Recep Tayyip Erdoğan 5.Din Şûrası’nda,”200 yıldır sorulmayan,sorulamayan soruları sorduğumuz için içeride ve dışarıda hedef yapılıyoruz” diyor.
*
200 yıl önce Afganistan’da Cemaleddin Afgani, Batı’nın sanayileşme devrimiyle kurduğu egemenliğe karşıydı.
İslam ülkelerinde geri kalmanın ana nedeninin İslam’ın kutsal kitabından uzaklaşılması olduğunu savunuyor, “İnsanlar İslama çağrılmalı ve tüm yaşamda Allah’ın hükmünden başka hüküm tanımamaları bildirilmelidir.Aksi taktirde hem Müslüman sıfatı kazanılmaz, hem iyi bir bende olunamaz” diyordu.
2.Abdülhamit’i etkiledi,1876’da Kanun-ı Esasi’ye “Padişah halife olmak nedeniyle İslâm dininin koruyucusudur” maddesini koydurdu.
Pan-İslamizm ya da İttihad-ı İslam (İslam Birliği) Osmanlı Devletinin resmi ideolojisi olarak İslam coğrafyasına yayıldı.
*
İnsanlığın, başlangıcından bir süre sonra özel bir mesele olduğu,yalnızca mahrem inançlara ve vicdana ilişkin olduklarında dini sorunlar karşısında taraf olmamak düşüncesiyle yetkinleşmesi devrimi esas alındı.
İnananların inanmayanlar aleyhine sahip oldukları kamusal ayrıcalıklar kaldırıldı, dinin devlet içinde egemen güç haline gelmesi reddedildi.
Modern devletin kanun çıkarmasının günahkâr insan işi olduğu kabulüyle Tanrı’nın devlet hayatında ortaya çıkan tarafsız ve görünür iradesi yerine özgür akıl ve vicdanın gelişmesine yol açıldı.
*
Batı’nın özgür akıl ve vicdana ya da lâik temele dayandırarak ulaştığı uygarlık Türkiye’nin hedefi oldu.

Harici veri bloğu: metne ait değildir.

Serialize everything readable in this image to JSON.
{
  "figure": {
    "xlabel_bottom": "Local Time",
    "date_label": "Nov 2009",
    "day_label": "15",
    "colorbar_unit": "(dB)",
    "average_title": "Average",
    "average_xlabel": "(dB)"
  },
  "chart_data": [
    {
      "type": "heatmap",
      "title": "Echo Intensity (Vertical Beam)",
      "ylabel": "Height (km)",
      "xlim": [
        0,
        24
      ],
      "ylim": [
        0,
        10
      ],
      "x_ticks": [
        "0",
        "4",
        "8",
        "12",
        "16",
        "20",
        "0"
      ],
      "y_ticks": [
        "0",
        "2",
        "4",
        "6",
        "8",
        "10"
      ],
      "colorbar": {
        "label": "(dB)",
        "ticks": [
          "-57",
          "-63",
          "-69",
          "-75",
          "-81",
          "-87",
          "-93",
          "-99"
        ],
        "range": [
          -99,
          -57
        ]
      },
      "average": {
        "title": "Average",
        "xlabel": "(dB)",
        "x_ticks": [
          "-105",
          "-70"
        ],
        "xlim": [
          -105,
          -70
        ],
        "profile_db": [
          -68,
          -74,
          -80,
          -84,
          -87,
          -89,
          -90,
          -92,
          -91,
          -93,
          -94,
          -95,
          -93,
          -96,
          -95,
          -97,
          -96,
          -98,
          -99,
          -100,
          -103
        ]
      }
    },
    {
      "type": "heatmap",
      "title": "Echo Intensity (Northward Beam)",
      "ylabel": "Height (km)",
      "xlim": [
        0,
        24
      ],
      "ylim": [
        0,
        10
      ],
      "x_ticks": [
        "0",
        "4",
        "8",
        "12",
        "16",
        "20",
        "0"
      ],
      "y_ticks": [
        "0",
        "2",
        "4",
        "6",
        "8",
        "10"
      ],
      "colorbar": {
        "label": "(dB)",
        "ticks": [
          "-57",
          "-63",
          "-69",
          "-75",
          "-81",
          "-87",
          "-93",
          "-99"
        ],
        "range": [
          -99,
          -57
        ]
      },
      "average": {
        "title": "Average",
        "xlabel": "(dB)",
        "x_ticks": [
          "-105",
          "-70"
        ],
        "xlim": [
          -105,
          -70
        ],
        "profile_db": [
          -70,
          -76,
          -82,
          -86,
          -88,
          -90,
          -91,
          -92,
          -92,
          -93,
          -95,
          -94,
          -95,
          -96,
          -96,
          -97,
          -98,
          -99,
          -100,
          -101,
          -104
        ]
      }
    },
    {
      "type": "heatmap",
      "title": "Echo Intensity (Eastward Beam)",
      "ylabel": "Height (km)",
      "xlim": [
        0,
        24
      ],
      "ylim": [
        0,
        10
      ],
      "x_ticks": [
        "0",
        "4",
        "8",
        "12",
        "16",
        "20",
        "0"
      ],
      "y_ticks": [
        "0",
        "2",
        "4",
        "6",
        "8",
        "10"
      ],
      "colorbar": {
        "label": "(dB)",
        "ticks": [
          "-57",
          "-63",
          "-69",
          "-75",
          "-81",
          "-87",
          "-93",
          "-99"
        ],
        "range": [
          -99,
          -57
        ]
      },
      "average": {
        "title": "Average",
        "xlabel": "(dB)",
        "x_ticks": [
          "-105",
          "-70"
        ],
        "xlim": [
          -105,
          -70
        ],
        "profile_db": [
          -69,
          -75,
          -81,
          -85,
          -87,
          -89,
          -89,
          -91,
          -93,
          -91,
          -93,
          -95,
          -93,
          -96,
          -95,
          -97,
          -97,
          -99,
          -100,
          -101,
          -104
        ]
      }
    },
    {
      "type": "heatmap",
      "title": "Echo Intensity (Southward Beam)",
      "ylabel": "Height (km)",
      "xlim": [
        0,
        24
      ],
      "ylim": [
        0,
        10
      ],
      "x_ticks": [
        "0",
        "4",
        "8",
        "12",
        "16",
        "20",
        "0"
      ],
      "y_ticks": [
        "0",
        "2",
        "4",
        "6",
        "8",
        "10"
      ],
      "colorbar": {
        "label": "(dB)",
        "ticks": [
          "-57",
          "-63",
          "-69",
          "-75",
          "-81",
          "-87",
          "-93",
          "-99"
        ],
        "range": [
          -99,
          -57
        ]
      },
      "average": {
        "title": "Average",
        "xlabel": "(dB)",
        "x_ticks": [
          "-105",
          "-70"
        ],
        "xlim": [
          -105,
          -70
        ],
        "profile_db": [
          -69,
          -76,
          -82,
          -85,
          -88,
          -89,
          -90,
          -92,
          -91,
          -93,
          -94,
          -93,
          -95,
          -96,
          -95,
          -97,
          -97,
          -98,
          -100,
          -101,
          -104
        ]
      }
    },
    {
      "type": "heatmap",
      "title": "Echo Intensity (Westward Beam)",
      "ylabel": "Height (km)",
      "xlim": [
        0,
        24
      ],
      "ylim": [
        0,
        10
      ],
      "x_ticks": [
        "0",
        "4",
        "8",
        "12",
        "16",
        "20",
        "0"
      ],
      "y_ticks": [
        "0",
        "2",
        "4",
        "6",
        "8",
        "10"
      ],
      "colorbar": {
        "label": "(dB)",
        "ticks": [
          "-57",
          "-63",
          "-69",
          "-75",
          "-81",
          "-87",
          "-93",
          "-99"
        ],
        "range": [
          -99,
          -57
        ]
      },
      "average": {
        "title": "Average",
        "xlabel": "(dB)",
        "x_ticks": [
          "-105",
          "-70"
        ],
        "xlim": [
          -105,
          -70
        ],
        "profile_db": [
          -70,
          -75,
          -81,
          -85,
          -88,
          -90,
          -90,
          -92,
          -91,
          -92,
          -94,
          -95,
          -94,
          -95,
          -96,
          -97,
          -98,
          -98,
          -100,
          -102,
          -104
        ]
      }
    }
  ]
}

Cumhuriyet Devrimi; siyasi toplumun temelini “Ümmetten Millet’e” çevirdi, siyasi iktidarın temelini “Kişisel Egemenlik’ten Millet Egemenliğine” döndürdü, “Teokratik Devlet yapısı yerine Lâik Devleti” getirdi, “Modernleşme ve Gelenekçilik” arasında bocalayan toplumu bu ikilikten kurtararak yüzünü çağdaş Batı medeniyetine çevirdi.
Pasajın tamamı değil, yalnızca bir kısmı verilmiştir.